Labour won back control of the council in the re-run when veteran City Hall politician John Biggs—defeated the year before by Rahman’s corrupt election for mayor—swept to victory in the 2015 re-run, heavily defeating Rahman’s ‘Tower Hamlets First’ party protégé candidate.
Mayor Biggs commented today: “Tower Hamlets First’s mockery of the electoral system was clearly a criminal act. What concerns me most is not only was nobody prosecuted under the current perverse rules, but many candidates who benefitted from Rahman’s corrupt practices have faced no action and remain councillors.”
He referred to the rump of Rahman’s now-disbanded party which remains on the council as an independent group.
“We have made changes to tighten up our electoral systems since 2014,” the new mayor added.
He also paid tribute to Andy Erlam’s campaign—the “four members of the public who risked everything to challenge the corrupt 2014 mayoral election result”.
Both Labour and Conservative groups are calling for better safeguards to protect and support people who have evidence of fraud and wrongdoing.
But Tory cllr Golds slammed the Met Police over the lack of prosecutions. He insisted: “The electoral system must be fair for all voters and the acceptance of practices must cease which damage democracy under the guise of ‘cultural’ activities which is an excuse popular with the Metropolitan Police.”
Sir Eric also attacks the Met Police for failing to follow up the election court’s ruling with its mass of evidence with criminal charges.
He said: “This is no excuse for failing to enforce British law and protect the integrity of our democratic process.

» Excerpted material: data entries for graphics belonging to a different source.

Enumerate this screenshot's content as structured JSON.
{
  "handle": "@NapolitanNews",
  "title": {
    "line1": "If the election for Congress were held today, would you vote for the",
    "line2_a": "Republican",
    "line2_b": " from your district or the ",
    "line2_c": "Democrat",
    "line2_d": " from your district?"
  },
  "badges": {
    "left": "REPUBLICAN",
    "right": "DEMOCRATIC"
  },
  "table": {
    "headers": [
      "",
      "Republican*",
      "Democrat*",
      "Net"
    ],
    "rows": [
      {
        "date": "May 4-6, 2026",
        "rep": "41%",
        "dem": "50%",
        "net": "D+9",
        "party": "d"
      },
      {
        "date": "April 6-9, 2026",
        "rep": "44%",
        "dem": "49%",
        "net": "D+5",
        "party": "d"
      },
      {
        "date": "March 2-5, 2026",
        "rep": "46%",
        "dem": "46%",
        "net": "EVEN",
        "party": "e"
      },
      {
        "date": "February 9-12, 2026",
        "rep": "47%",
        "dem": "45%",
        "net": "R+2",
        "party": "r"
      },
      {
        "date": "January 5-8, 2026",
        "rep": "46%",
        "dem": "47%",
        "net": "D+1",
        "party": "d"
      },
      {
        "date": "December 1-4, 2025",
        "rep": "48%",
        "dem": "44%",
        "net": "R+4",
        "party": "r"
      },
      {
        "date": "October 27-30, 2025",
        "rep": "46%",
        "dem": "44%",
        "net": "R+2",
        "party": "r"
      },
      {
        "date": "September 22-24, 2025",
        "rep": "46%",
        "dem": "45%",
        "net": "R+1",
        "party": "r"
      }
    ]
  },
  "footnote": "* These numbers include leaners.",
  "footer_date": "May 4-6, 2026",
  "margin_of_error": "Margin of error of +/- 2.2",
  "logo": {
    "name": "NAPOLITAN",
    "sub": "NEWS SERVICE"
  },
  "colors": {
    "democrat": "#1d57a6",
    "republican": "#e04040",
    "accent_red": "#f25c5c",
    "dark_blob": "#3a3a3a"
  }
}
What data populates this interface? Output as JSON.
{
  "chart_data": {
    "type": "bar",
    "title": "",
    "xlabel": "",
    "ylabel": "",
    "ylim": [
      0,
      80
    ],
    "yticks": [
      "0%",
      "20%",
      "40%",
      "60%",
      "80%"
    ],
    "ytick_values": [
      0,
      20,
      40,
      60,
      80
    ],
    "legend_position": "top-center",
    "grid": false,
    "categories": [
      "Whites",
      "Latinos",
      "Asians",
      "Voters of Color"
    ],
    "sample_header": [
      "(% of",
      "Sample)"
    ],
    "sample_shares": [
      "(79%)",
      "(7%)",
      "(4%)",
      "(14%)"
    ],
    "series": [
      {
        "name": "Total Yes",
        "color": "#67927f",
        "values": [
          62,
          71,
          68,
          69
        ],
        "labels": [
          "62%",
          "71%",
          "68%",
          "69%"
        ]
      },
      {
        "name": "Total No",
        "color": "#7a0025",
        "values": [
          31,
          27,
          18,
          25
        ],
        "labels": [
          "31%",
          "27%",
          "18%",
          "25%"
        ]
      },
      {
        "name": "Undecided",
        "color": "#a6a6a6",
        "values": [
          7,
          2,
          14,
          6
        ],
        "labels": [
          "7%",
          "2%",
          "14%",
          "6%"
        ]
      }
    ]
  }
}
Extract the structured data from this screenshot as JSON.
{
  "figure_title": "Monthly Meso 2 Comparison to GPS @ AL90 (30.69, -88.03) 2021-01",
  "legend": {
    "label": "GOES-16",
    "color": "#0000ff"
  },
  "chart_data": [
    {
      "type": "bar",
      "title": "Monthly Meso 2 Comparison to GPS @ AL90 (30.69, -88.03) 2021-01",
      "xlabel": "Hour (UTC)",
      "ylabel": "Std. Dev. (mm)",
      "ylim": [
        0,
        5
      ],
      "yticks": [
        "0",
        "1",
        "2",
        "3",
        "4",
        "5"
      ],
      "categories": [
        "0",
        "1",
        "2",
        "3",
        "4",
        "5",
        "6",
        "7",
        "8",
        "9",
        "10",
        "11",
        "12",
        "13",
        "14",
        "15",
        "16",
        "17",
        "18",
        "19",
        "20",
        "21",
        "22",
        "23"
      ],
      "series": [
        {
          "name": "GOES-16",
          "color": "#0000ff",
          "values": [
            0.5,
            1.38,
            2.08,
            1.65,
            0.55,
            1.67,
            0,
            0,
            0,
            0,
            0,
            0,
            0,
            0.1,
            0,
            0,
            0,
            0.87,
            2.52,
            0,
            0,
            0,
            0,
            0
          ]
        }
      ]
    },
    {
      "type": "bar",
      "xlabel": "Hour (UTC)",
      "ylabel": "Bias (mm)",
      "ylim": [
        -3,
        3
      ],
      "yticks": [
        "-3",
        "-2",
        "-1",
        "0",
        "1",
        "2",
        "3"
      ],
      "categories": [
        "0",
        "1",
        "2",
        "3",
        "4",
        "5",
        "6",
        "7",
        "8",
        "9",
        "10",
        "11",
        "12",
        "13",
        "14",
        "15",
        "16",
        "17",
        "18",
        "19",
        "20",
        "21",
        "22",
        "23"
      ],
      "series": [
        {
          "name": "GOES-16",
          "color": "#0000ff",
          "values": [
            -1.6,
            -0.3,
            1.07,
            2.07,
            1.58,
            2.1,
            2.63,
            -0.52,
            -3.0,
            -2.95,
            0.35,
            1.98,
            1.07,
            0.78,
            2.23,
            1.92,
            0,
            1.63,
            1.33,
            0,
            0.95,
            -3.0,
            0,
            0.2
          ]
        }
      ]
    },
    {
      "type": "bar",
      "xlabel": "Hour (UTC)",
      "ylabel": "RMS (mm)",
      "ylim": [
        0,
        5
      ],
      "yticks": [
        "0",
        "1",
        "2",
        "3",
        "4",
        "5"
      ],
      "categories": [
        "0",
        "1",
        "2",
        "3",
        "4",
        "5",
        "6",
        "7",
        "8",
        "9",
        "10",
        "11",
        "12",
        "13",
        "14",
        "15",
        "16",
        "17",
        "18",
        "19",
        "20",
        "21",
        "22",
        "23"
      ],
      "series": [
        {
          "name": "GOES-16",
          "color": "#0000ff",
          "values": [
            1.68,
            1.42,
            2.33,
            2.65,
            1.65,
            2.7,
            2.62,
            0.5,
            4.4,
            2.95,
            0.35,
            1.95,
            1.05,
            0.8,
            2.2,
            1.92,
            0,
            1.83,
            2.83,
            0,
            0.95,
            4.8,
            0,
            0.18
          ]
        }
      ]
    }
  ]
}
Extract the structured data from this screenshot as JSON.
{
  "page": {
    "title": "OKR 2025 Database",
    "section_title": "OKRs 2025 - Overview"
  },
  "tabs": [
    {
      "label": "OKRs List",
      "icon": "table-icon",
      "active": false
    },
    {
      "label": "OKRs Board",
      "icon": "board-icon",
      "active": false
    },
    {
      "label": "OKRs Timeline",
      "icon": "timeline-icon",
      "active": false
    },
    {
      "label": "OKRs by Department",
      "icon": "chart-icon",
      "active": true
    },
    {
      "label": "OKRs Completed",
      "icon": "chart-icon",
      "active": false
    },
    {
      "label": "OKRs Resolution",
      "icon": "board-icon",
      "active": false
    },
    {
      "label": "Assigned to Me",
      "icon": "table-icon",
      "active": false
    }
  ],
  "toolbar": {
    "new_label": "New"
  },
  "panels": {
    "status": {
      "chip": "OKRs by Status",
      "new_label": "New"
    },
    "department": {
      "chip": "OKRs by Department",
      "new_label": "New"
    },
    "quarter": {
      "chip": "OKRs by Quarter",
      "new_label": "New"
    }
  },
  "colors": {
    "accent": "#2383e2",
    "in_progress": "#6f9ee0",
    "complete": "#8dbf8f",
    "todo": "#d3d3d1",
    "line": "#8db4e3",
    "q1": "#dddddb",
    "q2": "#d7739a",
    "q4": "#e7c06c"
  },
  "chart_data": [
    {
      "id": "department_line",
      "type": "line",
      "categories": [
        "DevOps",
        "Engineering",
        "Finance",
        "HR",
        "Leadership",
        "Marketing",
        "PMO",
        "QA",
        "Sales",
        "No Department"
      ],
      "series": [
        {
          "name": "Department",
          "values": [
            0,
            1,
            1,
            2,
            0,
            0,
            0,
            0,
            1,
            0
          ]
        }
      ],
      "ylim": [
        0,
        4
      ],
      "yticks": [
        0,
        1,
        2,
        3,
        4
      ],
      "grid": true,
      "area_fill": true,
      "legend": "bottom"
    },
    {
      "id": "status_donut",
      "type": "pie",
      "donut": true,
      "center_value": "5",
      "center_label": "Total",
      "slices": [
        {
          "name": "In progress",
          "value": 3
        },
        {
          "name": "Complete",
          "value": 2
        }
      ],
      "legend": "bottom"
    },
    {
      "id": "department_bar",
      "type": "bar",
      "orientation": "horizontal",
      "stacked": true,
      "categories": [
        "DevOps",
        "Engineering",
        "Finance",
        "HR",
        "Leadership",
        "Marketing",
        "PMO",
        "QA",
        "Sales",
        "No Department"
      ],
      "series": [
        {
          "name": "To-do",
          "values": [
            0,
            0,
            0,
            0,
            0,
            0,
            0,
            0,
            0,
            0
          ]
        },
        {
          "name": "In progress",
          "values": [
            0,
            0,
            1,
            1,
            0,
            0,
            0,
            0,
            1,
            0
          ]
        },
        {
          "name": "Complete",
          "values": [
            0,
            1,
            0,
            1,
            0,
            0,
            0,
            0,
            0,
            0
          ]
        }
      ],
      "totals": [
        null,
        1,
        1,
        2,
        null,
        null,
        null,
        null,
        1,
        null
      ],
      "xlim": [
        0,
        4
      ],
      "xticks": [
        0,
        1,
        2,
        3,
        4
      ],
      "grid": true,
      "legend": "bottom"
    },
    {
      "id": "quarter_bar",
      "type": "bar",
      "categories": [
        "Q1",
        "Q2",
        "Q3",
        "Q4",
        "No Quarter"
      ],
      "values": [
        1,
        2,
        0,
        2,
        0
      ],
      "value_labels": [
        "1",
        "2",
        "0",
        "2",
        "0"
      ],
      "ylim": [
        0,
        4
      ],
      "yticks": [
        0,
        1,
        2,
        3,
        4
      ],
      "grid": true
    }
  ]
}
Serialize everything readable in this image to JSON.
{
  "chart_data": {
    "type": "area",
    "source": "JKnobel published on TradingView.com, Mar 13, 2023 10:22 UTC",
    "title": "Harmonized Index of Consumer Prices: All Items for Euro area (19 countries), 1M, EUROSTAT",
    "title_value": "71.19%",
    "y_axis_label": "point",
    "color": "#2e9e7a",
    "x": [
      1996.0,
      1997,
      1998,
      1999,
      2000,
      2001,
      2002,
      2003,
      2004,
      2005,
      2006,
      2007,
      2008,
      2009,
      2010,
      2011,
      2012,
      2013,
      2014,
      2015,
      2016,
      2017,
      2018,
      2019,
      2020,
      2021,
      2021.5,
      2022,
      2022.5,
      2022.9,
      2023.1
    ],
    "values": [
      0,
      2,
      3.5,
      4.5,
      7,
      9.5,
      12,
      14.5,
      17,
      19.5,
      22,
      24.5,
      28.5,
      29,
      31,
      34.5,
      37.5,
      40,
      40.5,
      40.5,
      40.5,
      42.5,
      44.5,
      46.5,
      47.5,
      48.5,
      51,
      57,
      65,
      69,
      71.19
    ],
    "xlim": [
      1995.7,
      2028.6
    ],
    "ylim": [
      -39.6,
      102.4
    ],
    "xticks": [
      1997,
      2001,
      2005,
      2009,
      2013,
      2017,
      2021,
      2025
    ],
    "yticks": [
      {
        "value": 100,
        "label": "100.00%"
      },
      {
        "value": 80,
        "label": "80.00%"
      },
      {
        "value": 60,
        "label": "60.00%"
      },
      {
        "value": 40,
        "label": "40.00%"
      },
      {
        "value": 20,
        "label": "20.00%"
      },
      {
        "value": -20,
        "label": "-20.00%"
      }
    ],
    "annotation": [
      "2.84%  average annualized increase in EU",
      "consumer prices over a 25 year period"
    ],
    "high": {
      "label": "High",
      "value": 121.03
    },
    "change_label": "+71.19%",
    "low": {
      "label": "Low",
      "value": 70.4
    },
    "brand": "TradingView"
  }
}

“It is astonishing following the Tower Hamlets case that no criminal prosecution has been brought.
“The election court disqualified Lutfur Rahman and his agent for a litany of corrupt and illegal practices.
“Rahman was found guilty beyond reasonable doubt—to a criminal standard of proof.
“Yet no further action has been taken against disqualified individuals or the now-disbanded political party.”
His damning report urges electoral malpractice to be investigated by the National Crime Agency rather than local police officers who critics say are out of their depth.
“Our nation has a proud heritage as the ‘Mother of Parliaments’,” Sir Eric added. “Yet the spread of electoral fraud and state of denial threatens that reputation. It is time to take on the electoral crooks and defend Britain’s free and fair elections.”
Sir Eric’s recommendations are to ban political activists handling postal ballot papers, to have proof of a voter’s identity at polling stations, to scrap ‘permanent’ postal votes that would make sure ballot papers only go to electors still at the address, to have stronger police powers in tackling intimidation outside polling stations and for tougher checks on the electoral register to prevent it being used for immigration and benefit fraud.
His proposals also include “learning the lessons from Tower Hamlets with ‘corrupt-busting’ powers for the press, public and councillors to scrutinise decisions of elected mayors and cabinets, from whistle-blowing protection to stronger rights to inspect council documents”.